A nuestros años abundan las despedidas. Un amigo, una amiga vencidos por la edad se van muriendo la mayoría de ellos sin esquelas y en silencio. Algunos, los más afortunados, lo hacen rodeados de sus hijos en su casa, otros en una residencia de ancianos y los más en el hospital. En el mejor de los casos, de estos últimos, mueren en una habitación individual y si no en una compartida con otros dos enfermos. Llegado el momento final una enfermera oculta el desenlace tras una cortina que oficia a modo de sudario. Los visitantes propios o ajenos hablan en susurros y algunos lloran. Unos pocos, los más allegados, miran atónitos un rostro ya difuminado.
El resto se agolpa en el pasillo o en alguna sala de espera. Se saludan, se besan, se reconocen nerviosos después de tantos años, quizás sin verse, quizás sin hablarse. Se trata de un tiempo o tregua que les impone la muerte. Un respiro, en sus relaciones, pacífico y breve. Días después las aguas volverán a su cauce y la casa, los enseres, las heredades pasarán a ocupar las mentes familiares. Diría que, para muchos, es a partir de ese momento cuando se entierra al difunto de manera irrefutable. Hace unos días viaje al sur de España, a la Línea de la Concepción, a visitar por última vez a una amiga mía octogenaria que se estaba muriendo.

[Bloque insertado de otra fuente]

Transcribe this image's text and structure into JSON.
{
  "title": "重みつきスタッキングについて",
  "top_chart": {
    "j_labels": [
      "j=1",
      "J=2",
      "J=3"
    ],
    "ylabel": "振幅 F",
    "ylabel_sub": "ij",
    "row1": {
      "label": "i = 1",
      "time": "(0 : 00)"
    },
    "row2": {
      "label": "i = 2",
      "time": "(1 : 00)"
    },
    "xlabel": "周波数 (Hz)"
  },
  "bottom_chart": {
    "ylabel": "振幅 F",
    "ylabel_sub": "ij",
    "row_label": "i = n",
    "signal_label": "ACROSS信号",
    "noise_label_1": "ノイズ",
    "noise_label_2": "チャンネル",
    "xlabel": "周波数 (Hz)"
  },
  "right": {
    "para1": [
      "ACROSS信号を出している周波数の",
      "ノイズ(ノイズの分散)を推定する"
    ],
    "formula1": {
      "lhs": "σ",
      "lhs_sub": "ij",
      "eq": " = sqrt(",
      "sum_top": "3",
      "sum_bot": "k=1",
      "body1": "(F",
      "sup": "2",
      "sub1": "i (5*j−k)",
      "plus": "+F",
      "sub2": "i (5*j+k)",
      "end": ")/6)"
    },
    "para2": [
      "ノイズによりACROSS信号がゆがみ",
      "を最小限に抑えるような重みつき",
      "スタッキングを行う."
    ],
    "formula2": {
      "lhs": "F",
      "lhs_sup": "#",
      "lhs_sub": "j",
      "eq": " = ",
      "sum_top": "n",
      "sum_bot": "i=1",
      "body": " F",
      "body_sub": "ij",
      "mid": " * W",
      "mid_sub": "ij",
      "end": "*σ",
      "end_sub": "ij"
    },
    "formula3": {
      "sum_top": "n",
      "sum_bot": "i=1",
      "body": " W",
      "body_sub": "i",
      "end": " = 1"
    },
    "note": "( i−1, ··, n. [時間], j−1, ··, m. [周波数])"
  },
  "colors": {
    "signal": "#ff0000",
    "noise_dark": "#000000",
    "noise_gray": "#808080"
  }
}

Estaba internada en el hospital de esa ciudad aquejada de una grave dolencia cardíaca. Compartía habitación con otras dos pacientes. Apenas podía hablar. Cuando me vio se le iluminaron los ojos y me sonrió. Movía los labios intentando decirme algo. Me acerqué a ella lo más que pude.
Decía: "me voy a morir" y yo al oído: "sí, te vas a morir, pero te vas por la puerta grande". Sonrió de nuevo. Esta afirmación y este reconocimiento no se los diría a cualquiera, les aseguro. Por fortuna he dejado atrás las lisonjas y, quiero creer, los vituperios. Considero que la vida ha sido muy generosa conmigo. Generosa por haber tenido la ocasión de conocer a algunas personas como ella. Esas personas, en mi opinión, son referentes en la vida. Te la hacen inteligible y digna. Como diría Viktor Frankl tales personas te ofrecen gratuitamente una "porqué" ("Quien tiene algo por qué vivir, puede soportar cualquier cómo") Son personas "justas", son tzadikim. Toda su vida estuvo regida por una genuina certidumbre ética. Era pobre, vivió como una pobre y morirá como una pobre. También visitaba a los presos. Lo hizo conmigo y con otros en un penal militar uruguayo, allá por 1973. Había que tener mucho valor para hacerlo. Pues bien, ella y algunas otras compañeras lo hicieron. Mis compañeros, la mayoría de ellos ateos o agnósticos, muy pocos creyentes las miraban con profundo reconocimiento. Ellos, supongo en algo pienso lo mismo, sabemos que lo que importa es lo que se hace y no lo que se tiene o en lo que se cree. Y hacer, es hacer este mundo más habitable. Mi amiga octogenaria es una monja que empezó creyendo y terminó sabiendo.